A manutenção das medidas preventivas exige recursos financeiros, tanto para garantir renda para os mais necessitados como para ampliar a capacidade de atendimento do SUS, e todos sabem que quanto maior a capacidade do SUS, mais rapidamente a epidemia termina e a economia pode retomar o seu curso normal. Mas onde estão estes recursos financeiros? O Brasil é um dos países com maior concentração de renda e riqueza do planeta. Somente os 206 bilionários possuem uma riqueza de R$ 1,2 trilhão. Já passou da hora de aumentar a tributação da renda e do patrimônio dos muito ricos e isso também pode explicar em parte essas suas atitudes antissociais. E todos sabemos que pagar mais tributos não os deixarão menos ricos, mas significaria garantir que milhões de pessoas pudessem dormir tranquilas porque, mesmo paradas, suas famílias não estariam desassistidas.  

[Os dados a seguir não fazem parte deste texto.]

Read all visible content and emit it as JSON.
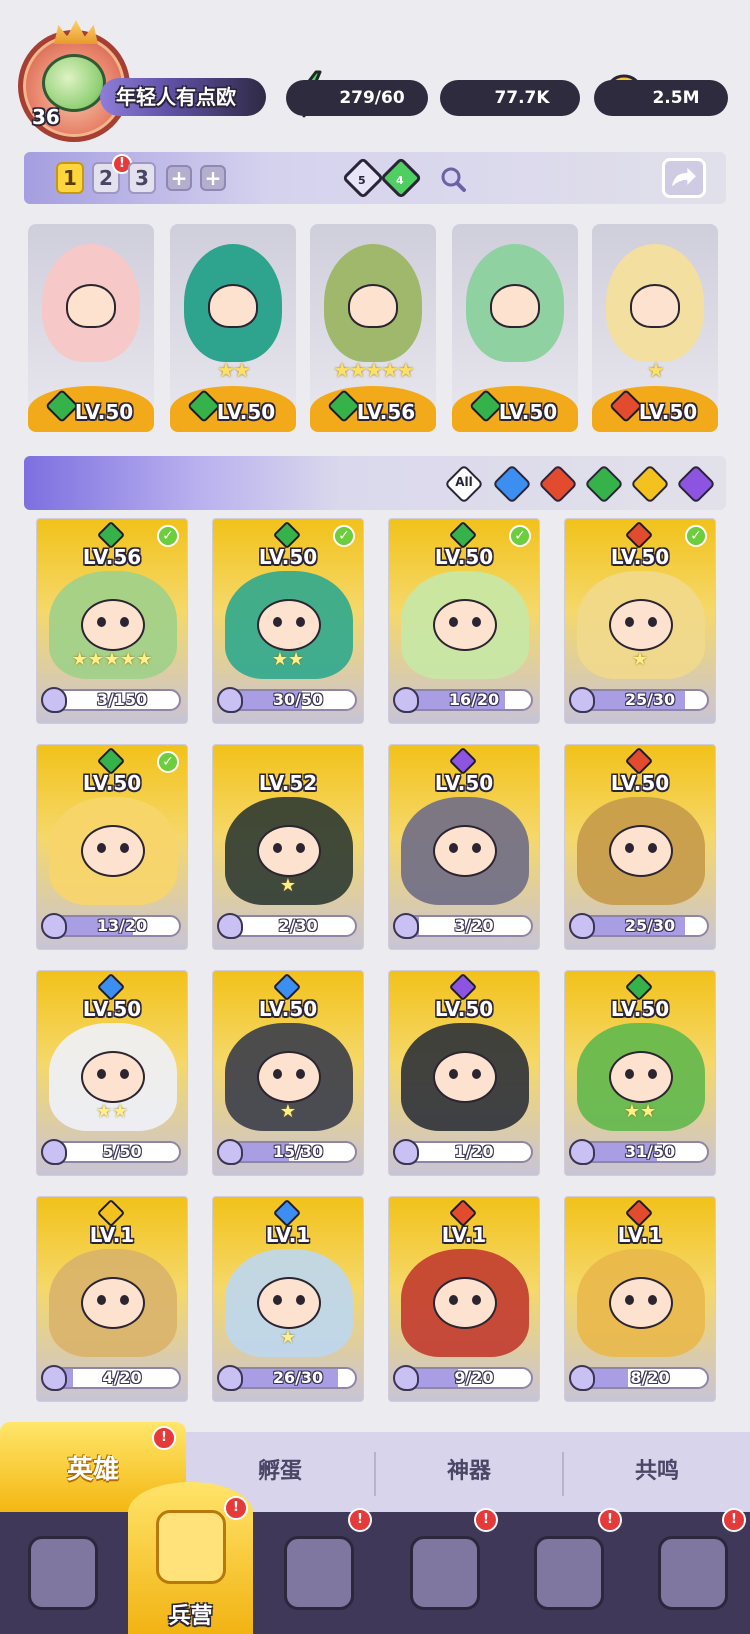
{
  "player": {
    "level": "36",
    "name": "年轻人有点欧"
  },
  "resources": {
    "energy": "279/60",
    "gems": "77.7K",
    "gold": "2.5M"
  },
  "teams": {
    "tabs": [
      "1",
      "2",
      "3"
    ],
    "add": "+",
    "notif_badge": "!",
    "gem_counts": [
      "5",
      "4"
    ]
  },
  "team_lineup": [
    {
      "level": "LV.50",
      "element": "green",
      "stars": ""
    },
    {
      "level": "LV.50",
      "element": "green",
      "stars": "★★"
    },
    {
      "level": "LV.56",
      "element": "green",
      "stars": "★★★★★"
    },
    {
      "level": "LV.50",
      "element": "green",
      "stars": ""
    },
    {
      "level": "LV.50",
      "element": "red",
      "stars": "★"
    }
  ],
  "filters": {
    "all": "All"
  },
  "colors": {
    "green": "#35b34a",
    "blue": "#3c8ef0",
    "red": "#e34b2f",
    "gold": "#f4c21f",
    "purple": "#8c54e0",
    "accent": "#f4b713"
  },
  "heroes": [
    {
      "level": "LV.56",
      "shards": "3/150",
      "progress": 0.02,
      "element": "green",
      "checked": true,
      "palette": "#9fd08a",
      "stars": "★★★★★"
    },
    {
      "level": "LV.50",
      "shards": "30/50",
      "progress": 0.6,
      "element": "green",
      "checked": true,
      "palette": "#2fa88d",
      "stars": "★★"
    },
    {
      "level": "LV.50",
      "shards": "16/20",
      "progress": 0.8,
      "element": "green",
      "checked": true,
      "palette": "#c7e8a6",
      "stars": ""
    },
    {
      "level": "LV.50",
      "shards": "25/30",
      "progress": 0.83,
      "element": "red",
      "checked": true,
      "palette": "#f1d98c",
      "stars": "★"
    },
    {
      "level": "LV.50",
      "shards": "13/20",
      "progress": 0.65,
      "element": "green",
      "checked": true,
      "palette": "#f8d56a",
      "stars": ""
    },
    {
      "level": "LV.52",
      "shards": "2/30",
      "progress": 0.07,
      "element": "",
      "checked": false,
      "palette": "#2d3a32",
      "stars": "★"
    },
    {
      "level": "LV.50",
      "shards": "3/20",
      "progress": 0.15,
      "element": "purple",
      "checked": false,
      "palette": "#6f6d86",
      "stars": ""
    },
    {
      "level": "LV.50",
      "shards": "25/30",
      "progress": 0.83,
      "element": "red",
      "checked": false,
      "palette": "#c59a4a",
      "stars": ""
    },
    {
      "level": "LV.50",
      "shards": "5/50",
      "progress": 0.1,
      "element": "blue",
      "checked": false,
      "palette": "#eef1fb",
      "stars": "★★"
    },
    {
      "level": "LV.50",
      "shards": "15/30",
      "progress": 0.5,
      "element": "blue",
      "checked": false,
      "palette": "#3a3d4a",
      "stars": "★"
    },
    {
      "level": "LV.50",
      "shards": "1/20",
      "progress": 0.05,
      "element": "purple",
      "checked": false,
      "palette": "#2e3138",
      "stars": ""
    },
    {
      "level": "LV.50",
      "shards": "31/50",
      "progress": 0.62,
      "element": "green",
      "checked": false,
      "palette": "#61b84d",
      "stars": "★★"
    },
    {
      "level": "LV.1",
      "shards": "4/20",
      "progress": 0.2,
      "element": "gold",
      "checked": false,
      "palette": "#d9b26a",
      "stars": ""
    },
    {
      "level": "LV.1",
      "shards": "26/30",
      "progress": 0.87,
      "element": "blue",
      "checked": false,
      "palette": "#bcd7ef",
      "stars": "★"
    },
    {
      "level": "LV.1",
      "shards": "9/20",
      "progress": 0.45,
      "element": "red",
      "checked": false,
      "palette": "#c23b2f",
      "stars": ""
    },
    {
      "level": "LV.1",
      "shards": "8/20",
      "progress": 0.4,
      "element": "red",
      "checked": false,
      "palette": "#e9b84a",
      "stars": ""
    }
  ],
  "subtabs": [
    "英雄",
    "孵蛋",
    "神器",
    "共鸣"
  ],
  "bottomnav": {
    "active_label": "兵营"
  }
}
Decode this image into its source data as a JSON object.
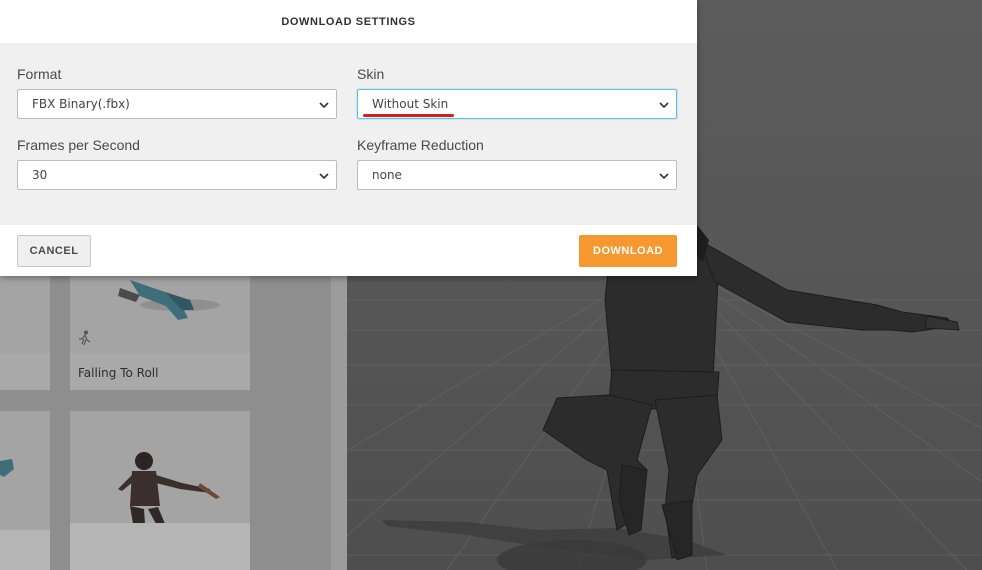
{
  "dialog": {
    "title": "DOWNLOAD SETTINGS",
    "fields": {
      "format": {
        "label": "Format",
        "value": "FBX Binary(.fbx)"
      },
      "skin": {
        "label": "Skin",
        "value": "Without Skin"
      },
      "fps": {
        "label": "Frames per Second",
        "value": "30"
      },
      "keyframe": {
        "label": "Keyframe Reduction",
        "value": "none"
      }
    },
    "cancel_label": "CANCEL",
    "download_label": "DOWNLOAD"
  },
  "library": {
    "cards": [
      {
        "label": "Falling To Roll"
      }
    ]
  },
  "colors": {
    "accent": "#f7972f",
    "focus": "#5fc1da",
    "annotation": "#d31f1f"
  },
  "icons": [
    "chevron-down-icon",
    "run-icon"
  ]
}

Não caiam na armadilha de se jogarem ao risco de contrair o vírus e transmiti-lo aos seus amigos e parentes porque alguns empresários gananciosos, representados pelo presidente da República, não querem perder seus lucros ou não querem pagar mais tributos. Vamos cobrar medidas que garantam, já, renda para todos os necessitados e ampliação da capacidade do SUS, nem que seja tributando a renda e o patrimônio dos mais ricos. NÃO DESISTA DESTA LUTA, FIQUE EM CASA.